Monday 14 October 2019

Helmeted Character - Low Poly & Unwrapping

On Monday, the second week of the project I started working on the low poly model. For some of the parts I made the low poly directly in Zbrush, as I had multiple subdivisions and the geometry was clean enough, I used Zremesher to get lower poly counts and adjusted the objects in 3dsMax for the final model. I used this method for most of the accessories, like belts, clips, buttons and for the helmet.
I made the topology for the rest of the character in 3DCoat. I wanted to keep the main body as a single mesh, as the character's outfit is quite skintight. I tried to follow the pieces of clothing when making the low poly, and extruded some parts which had more volume and added some rims where parts of her outfit are overlapping so it would look better when baking. I also tried to have a good edge flow, add control loops and pad the joints, so the model would deform well.



Initially, I finished the low poly in about 11k triangles and because there was still more than half of the budget left I went back and added some more loops and details and smoothed out some rough edges. My initial plan was to complete the low poly using about 20k tris and save 5k tris for the hair cards, but the final model model ended up with about 15k triangles because I decided that there was no point adding more and the test bakes were looking alright. 

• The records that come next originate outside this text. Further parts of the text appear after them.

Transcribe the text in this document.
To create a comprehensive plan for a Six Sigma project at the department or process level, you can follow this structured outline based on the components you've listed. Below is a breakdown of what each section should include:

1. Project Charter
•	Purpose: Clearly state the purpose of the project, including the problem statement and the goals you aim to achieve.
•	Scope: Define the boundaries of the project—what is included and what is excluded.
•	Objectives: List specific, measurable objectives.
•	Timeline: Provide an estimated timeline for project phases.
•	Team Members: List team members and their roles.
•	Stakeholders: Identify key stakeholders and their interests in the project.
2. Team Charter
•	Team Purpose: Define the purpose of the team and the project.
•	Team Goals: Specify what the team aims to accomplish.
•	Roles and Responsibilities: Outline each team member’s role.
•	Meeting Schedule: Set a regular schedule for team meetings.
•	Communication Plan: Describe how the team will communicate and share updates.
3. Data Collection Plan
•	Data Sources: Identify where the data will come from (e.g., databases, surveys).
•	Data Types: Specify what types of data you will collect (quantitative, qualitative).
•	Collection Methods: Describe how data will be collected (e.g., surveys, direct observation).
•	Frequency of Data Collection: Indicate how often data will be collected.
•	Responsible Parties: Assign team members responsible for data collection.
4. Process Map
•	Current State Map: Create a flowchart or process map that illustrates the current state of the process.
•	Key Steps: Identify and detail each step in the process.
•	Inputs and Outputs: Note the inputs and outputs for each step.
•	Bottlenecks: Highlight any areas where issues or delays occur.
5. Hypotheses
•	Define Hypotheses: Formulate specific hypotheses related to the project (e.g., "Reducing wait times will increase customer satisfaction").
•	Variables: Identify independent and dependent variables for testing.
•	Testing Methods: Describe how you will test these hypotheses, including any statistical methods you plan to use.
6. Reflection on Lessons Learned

I worked on the low poly for about 3 days, the next step was to unwrap it. I split the objects over the 2 texture sheets, trying to keep the same type of material on the same texture sheet. Also, I saved a bit of space on one of the sheets for the hair cards and overlapped the islands that would have the same texture. I tried to keep the UV islands relaxed and at the same relative size and pack them as efficiently as I could, but there were still some spaces left. 



This was the work I completed in the first 4 days of the second week of the project.